Forse gli androidi non sognano pecore elettriche, per citare il romanzo di Philip K. Dick a cui è ispirata una pellicola cult come Blade Runner, ma di certo da oggi il mondo onirico e l’intelligenza artificiale hanno un punto di contatto. DeepMind, il team di Google specializzato in sistemi di machine learning (già autore del sorprendente AlphaGo) ha scelto un approccio decisamente particolare per istruire la propria IA.
Nome in codice Unreal (per esteso Unsupervised Reinforcement and Auxiliary Learning), è un complesso insieme di algoritmi in grado di affrontare il gioco Labyrinth in maniera dieci volte più efficace rispetto alle altre intelligenze artificiali. La sfida consiste nell’esplorare un labirinto virtuale generato in maniera random accumulando punti ogni volta che si raccoglie una mela. L’abilità di Unreal è pari all’87% di quella di un giocatore umano esperto e allenato.
Come è stato raggiunto un risultato di questo tipo? Istruendo l’IA con un approccio simile alle dinamiche che regolano il modo di sognare degli animali, affinché potesse rivivere e rielaborare quanto accaduto nelle partite già svolte, apprendendo dai propri errori e comprendendo quali comportamenti conducono ad una ricompensa e quali altri invece portano a conseguenze negative.

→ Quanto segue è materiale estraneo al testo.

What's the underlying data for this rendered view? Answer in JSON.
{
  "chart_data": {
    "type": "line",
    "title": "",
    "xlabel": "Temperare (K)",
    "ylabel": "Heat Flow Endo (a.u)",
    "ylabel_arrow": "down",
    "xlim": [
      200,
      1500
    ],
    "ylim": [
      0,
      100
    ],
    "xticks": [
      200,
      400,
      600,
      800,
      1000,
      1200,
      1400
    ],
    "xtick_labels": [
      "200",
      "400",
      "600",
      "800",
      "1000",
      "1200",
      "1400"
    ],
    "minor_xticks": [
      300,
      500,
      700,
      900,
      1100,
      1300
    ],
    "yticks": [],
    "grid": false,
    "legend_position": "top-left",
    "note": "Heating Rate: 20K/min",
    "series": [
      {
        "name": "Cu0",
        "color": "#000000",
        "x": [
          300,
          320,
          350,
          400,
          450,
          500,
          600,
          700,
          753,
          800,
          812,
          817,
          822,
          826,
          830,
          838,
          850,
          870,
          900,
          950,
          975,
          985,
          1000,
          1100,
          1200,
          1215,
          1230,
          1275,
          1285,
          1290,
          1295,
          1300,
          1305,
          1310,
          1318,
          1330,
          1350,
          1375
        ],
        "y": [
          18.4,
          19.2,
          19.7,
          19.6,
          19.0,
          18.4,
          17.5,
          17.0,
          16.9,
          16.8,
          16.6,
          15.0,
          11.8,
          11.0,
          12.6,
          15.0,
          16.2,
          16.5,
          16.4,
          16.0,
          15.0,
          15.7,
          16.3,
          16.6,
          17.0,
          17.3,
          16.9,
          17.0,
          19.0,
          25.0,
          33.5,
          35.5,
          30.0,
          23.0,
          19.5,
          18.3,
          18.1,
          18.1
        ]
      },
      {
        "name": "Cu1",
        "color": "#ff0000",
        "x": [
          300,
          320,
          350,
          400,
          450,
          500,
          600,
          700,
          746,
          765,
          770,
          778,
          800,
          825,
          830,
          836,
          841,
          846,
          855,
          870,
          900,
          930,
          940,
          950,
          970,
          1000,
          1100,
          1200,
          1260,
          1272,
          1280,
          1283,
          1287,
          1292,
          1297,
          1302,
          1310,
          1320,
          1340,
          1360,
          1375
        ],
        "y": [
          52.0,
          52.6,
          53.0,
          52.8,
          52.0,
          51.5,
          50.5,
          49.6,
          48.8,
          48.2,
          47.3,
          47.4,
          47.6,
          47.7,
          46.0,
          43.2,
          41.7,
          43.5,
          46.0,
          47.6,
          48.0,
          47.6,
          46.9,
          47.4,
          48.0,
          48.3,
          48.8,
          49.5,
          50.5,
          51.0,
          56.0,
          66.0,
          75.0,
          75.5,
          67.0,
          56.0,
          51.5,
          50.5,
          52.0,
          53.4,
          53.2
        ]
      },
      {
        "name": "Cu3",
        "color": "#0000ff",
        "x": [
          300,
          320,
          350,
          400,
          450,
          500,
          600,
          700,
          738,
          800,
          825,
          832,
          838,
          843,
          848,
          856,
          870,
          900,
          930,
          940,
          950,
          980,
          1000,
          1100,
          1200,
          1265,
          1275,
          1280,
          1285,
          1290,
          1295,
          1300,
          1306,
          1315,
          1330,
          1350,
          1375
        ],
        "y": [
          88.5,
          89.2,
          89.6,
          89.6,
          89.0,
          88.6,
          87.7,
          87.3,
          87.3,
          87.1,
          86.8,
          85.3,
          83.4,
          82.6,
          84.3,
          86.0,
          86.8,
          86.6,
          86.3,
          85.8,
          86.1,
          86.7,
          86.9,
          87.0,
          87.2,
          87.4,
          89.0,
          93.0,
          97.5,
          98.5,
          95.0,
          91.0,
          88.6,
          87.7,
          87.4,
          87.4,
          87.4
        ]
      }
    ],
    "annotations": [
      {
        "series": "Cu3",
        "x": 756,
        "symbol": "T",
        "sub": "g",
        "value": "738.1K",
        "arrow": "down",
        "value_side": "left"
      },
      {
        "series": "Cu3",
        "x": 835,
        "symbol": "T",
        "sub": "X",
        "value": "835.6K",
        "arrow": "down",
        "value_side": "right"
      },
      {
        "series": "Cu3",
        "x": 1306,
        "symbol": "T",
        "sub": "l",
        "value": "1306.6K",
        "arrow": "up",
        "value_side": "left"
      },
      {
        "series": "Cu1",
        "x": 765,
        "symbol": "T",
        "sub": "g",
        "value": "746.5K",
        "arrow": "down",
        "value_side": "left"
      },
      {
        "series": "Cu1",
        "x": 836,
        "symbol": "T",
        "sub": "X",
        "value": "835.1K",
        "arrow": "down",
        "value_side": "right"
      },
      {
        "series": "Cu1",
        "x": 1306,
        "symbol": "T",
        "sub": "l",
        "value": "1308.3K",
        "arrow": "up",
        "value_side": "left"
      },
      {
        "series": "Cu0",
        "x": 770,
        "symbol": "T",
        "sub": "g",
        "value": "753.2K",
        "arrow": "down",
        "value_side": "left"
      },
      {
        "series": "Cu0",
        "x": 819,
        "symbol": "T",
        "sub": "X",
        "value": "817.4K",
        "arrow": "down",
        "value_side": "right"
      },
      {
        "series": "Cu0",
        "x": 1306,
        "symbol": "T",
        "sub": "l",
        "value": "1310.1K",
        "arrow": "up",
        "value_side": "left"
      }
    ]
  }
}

Non solo: i ricercatori di DeepMind hanno anche adottato un metodo che può essere in qualche modo paragonato a quello impiegato dai neonati per iniziare ad interagire con il mondo che li circonda, quando sono ad esempio attirati da oggetti colorati o da suoni piacevoli. Unreal è così mosso da una sorta di curiosità digitale che ne definisce il comportamento, attuando un processo cognitivo e decisionale proprio dell’essere umano nelle sue prime fasi di vita.
Al momento è presto per immaginare un’applicazione pratica e concreta nel mondo reale di un sistema simile. Si tratta pur sempre di un progetto sperimentale, comunque importante per capire quali siano gli enormi progressi che si stanno registrando nel territorio dell’intelligenza artificiale.